Experiences in malware binary deobfuscation

Hassen Saidi SRI International
Phil Porras SRI International
Vinod Yegneswaran SRI International

Malware authors employ a myriad of evasion techniques to impede automated reverse engineering and static analysis efforts. The most popular technologies include 'code obfuscators' which serve to rewrite the original binary code to an equivalent form that provides identical functionality while defeating signature-based detection systems. These systems significantly complicate static analysis, making it challenging to uncover the malware intent and the full spectrum of embedded capabilities. While code obfuscation techniques are commonly integrated into contemporary commodity packers, from the perspective of a reverse engineer, deobfuscation is often a necessary step that must be conducted independently after unpacking the malware binary.

In this paper, we describe a set of techniques for automatically unrolling the impact of code obfuscators with the objective of completely recovering the original malware logic. We have implemented a set of generic debofuscation rules as a plug-in for the popular IDA Pro disassembler. We use sophisticated obfuscation strategies employed by two infamous malware instances from 2009, Conficker C and Hydraq (the binary associated with the Aurora attack) as case studies.

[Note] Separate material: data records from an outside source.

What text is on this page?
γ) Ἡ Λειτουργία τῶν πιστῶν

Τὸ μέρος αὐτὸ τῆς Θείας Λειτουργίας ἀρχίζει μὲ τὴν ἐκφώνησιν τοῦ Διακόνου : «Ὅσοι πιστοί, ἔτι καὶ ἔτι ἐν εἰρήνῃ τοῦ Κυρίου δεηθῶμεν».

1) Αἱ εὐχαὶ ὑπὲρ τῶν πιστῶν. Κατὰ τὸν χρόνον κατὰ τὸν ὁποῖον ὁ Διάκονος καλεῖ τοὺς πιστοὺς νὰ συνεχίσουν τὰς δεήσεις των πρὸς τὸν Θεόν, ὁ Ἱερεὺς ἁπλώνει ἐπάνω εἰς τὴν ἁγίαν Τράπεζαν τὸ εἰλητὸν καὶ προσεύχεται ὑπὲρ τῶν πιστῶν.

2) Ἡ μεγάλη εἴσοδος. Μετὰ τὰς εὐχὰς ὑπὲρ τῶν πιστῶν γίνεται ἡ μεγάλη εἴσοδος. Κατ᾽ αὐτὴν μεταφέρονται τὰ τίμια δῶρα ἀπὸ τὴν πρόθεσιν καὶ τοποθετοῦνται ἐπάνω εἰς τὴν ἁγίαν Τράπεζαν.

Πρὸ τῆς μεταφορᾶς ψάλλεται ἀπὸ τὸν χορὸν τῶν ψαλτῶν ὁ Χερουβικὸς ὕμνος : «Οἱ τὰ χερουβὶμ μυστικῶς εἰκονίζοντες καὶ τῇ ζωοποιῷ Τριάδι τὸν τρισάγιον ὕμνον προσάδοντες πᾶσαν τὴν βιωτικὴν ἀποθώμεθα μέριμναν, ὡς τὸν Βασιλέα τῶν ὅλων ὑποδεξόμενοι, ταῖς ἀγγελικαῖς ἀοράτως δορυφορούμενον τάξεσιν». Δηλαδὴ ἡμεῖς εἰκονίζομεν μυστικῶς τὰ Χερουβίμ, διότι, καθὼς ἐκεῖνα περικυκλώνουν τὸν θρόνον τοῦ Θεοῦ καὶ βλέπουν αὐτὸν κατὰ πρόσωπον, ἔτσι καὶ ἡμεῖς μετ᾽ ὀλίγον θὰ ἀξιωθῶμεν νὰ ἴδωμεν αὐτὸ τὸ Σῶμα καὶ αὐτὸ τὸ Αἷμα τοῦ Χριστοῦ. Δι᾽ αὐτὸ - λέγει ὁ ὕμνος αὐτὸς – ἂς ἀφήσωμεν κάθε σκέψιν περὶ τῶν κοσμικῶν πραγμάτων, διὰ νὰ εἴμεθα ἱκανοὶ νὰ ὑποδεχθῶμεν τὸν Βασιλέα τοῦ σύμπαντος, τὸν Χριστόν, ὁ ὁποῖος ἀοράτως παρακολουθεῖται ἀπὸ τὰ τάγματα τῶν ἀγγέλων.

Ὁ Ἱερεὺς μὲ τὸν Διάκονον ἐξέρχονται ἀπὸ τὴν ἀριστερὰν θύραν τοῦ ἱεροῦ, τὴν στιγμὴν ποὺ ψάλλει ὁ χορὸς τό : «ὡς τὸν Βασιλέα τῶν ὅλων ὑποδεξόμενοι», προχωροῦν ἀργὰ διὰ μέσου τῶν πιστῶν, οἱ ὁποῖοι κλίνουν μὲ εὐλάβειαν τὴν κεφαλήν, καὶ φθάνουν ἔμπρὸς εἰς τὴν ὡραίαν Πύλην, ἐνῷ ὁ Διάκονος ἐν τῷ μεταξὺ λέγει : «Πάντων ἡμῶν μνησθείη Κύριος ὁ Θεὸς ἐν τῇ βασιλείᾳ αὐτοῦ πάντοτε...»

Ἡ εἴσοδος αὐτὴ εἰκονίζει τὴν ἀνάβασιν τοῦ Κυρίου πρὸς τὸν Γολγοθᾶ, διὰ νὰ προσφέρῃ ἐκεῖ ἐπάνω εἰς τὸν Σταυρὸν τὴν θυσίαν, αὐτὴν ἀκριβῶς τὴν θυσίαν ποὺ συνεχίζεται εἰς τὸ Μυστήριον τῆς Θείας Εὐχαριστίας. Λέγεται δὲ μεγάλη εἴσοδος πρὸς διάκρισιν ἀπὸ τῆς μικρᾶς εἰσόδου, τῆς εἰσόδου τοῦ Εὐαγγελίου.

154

In both instances our deobfuscator was able to enable a complete decompilation of the underlying code logic. This work was instrumental in the comprehensive reverse engineering of the heavily obfuscated P2P protocol embedded in the Conficker worm. The plug-in is integrated with the Hexrays decompiler to provide a complete reverse engineering of malware binaries from binary form to C code and is available for free download on the SRI malware threat center website: http://www.mtc.sri.com/deobfuscation/.